Bir zamanlar “kritik maddeyi” yeryüzünde Türkler
kontrol ediyordu. Hindistan’dan veya
Güneydoğu Asya’dan kalkan baharat, ipek, ipek çok önemli bir şey değil, hep
“İpek yolundan” bahsederler. Aslında İpek yolunun hiçbir önemi yoktur, asıl adı
onun baharat yoludur. İpek çünkü lüks bir madde. “Kürk yolu” onunda aslında bir
önemi yok. Kürk yolundan da baharat geçer. Hepsinden asıl nakledilen
baharattır. Biz bu baharat yolunu elde edebilmek için, Selçuklular zamanından
itibaren dünyada, akıl almaz derecede ileri, akılcı ve makul bir politika
uygulamışızdır. Atalarımız bu kervanların geçtiği yolları evvela orduyla kontrol
altına almışlardır. İktisadi... Bilek gücüyle… Kılıç gücüyle… Tabi bu yeterli
değil. Ayrıca bu yollar üstünde her 25 km. de bir “kervansaraylar”

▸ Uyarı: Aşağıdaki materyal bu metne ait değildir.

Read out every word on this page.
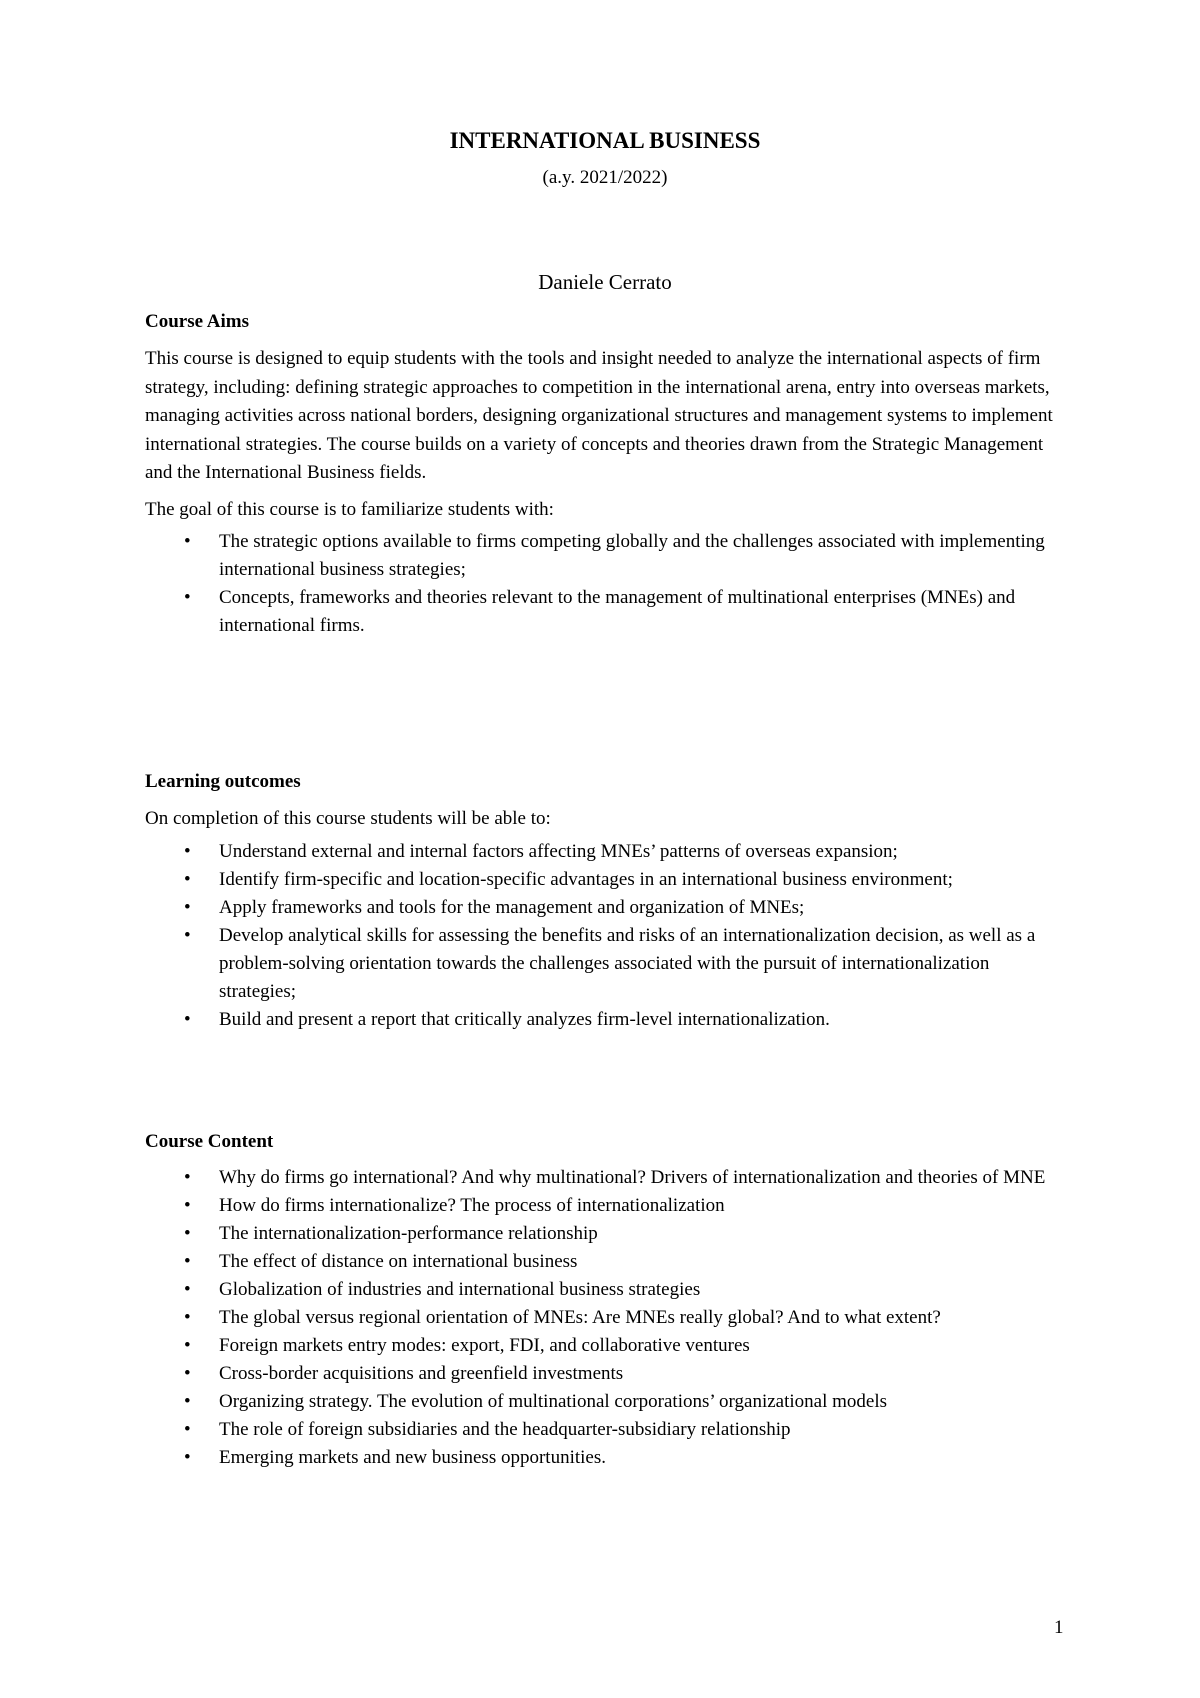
INTERNATIONAL BUSINESS

(a.y. 2021/2022)

Daniele Cerrato

Course Aims

This course is designed to equip students with the tools and insight needed to analyze the international aspects of firm strategy, including: defining strategic approaches to competition in the international arena, entry into overseas markets, managing activities across national borders, designing organizational structures and management systems to implement international strategies. The course builds on a variety of concepts and theories drawn from the Strategic Management and the International Business fields.

The goal of this course is to familiarize students with:

• The strategic options available to firms competing globally and the challenges associated with implementing international business strategies;
• Concepts, frameworks and theories relevant to the management of multinational enterprises (MNEs) and international firms.
Learning outcomes

On completion of this course students will be able to:

• Understand external and internal factors affecting MNEs’ patterns of overseas expansion;
• Identify firm-specific and location-specific advantages in an international business environment;
• Apply frameworks and tools for the management and organization of MNEs;
• Develop analytical skills for assessing the benefits and risks of an internationalization decision, as well as a problem-solving orientation towards the challenges associated with the pursuit of internationalization strategies;
• Build and present a report that critically analyzes firm-level internationalization.
Course Content
• Why do firms go international? And why multinational? Drivers of internationalization and theories of MNE
• How do firms internationalize? The process of internationalization
• The internationalization-performance relationship
• The effect of distance on international business
• Globalization of industries and international business strategies
• The global versus regional orientation of MNEs: Are MNEs really global? And to what extent?
• Foreign markets entry modes: export, FDI, and collaborative ventures
• Cross-border acquisitions and greenfield investments
• Organizing strategy. The evolution of multinational corporations’ organizational models
• The role of foreign subsidiaries and the headquarter-subsidiary relationship
• Emerging markets and new business opportunities.
1
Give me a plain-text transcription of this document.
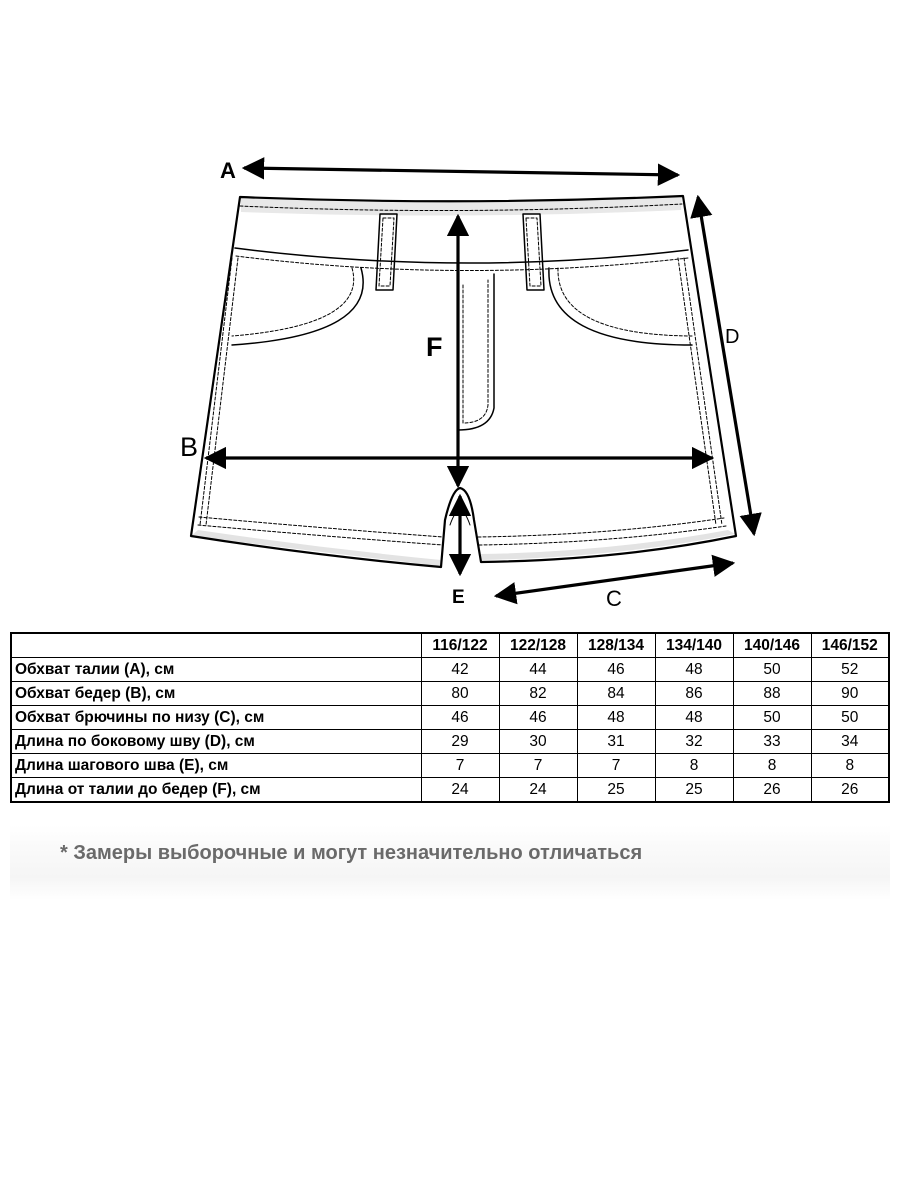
A
B
C
D
E
F
	116/122	122/128	128/134	134/140	140/146	146/152
Обхват талии (А), см	42	44	46	48	50	52
Обхват бедер (В), см	80	82	84	86	88	90
Обхват брючины по низу (С), см	46	46	48	48	50	50
Длина по боковому шву (D), см	29	30	31	32	33	34
Длина шагового шва (Е), см	7	7	7	8	8	8
Длина от талии до бедер (F), см	24	24	25	25	26	26
* Замеры выборочные и могут незначительно отличаться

yapmışlardır. Kervansaraylarda bu maddeleri getiren kervanlar yerler, içerler,
yatarlar, kalkarlar, dinlenirler ve mallarını serbest piyasa şartlarına göre
pazarlarlar. Orada “narh” yok. Alıcılar, satıcılar karşı karşıya gelir. Ve
ustalar, o denemin ustaları ayakkabıcı ustası kendine lazım olanı, terzisi
kendine lazım olanı, dericisi kendine lazım olanı, marangozu kendine lazım
olanını satın alır. Ve dinlendikten sonra, yemesi, içmesi, yatması kalkması her şeyi parasızdır. Ya merkezi otorite, devlet bunun masraflarını
öder. Veya vakıflar bu masrafları karşılar.
Ama buradaki dikkat edilmesi gereken husus şudur.
Kervansaraylarda yeme, içme, yatma dediğimiz hadise arkadaşlar, yalnız
padişahın oturduğu yere “saray” dediğimize göre, kervanların oturduğu yer iki
saraydan biridir. Ama padişahın sarayı ile kervansarayı mukayese ederseniz,
kervansaray daha emniyetlidir, daha konforludur, daha lükstür ve orada yenilip
içilen şeyler padişahın sarayında da çok zor yenir. Mesela Selçuklu
kervansaraylarından elimize geçen belgelere göre harcıâlem yiyeceklerden birisi
“külbastıdır”. Çok sık geçer yemek menüsünde. Ve kervansaraylarda,
kervansarayın bulunduğu mahalle göre mütehassıs doktor bulunur. Trohom bölgesi
ise göz doktoru bulunur. Şarbon bölgesi cilt doktoru bulunur. Gerçek manasıyla,
bugünkü manasıyla mütehassıs doktor bulunur. Ve yeme, içme, yatma, kalkmanın
parasız oluşu ötesinde, asıl önemli olan, devlet bunlara mal ve can sigortası
yapmıştır. Gayri şahsi olarak. İsimler kaydedilmeksizin. Her hangi bir kervan,
her hangi bir şekilde zarara uğrarsa, o zararı devletçe tazmin edilir.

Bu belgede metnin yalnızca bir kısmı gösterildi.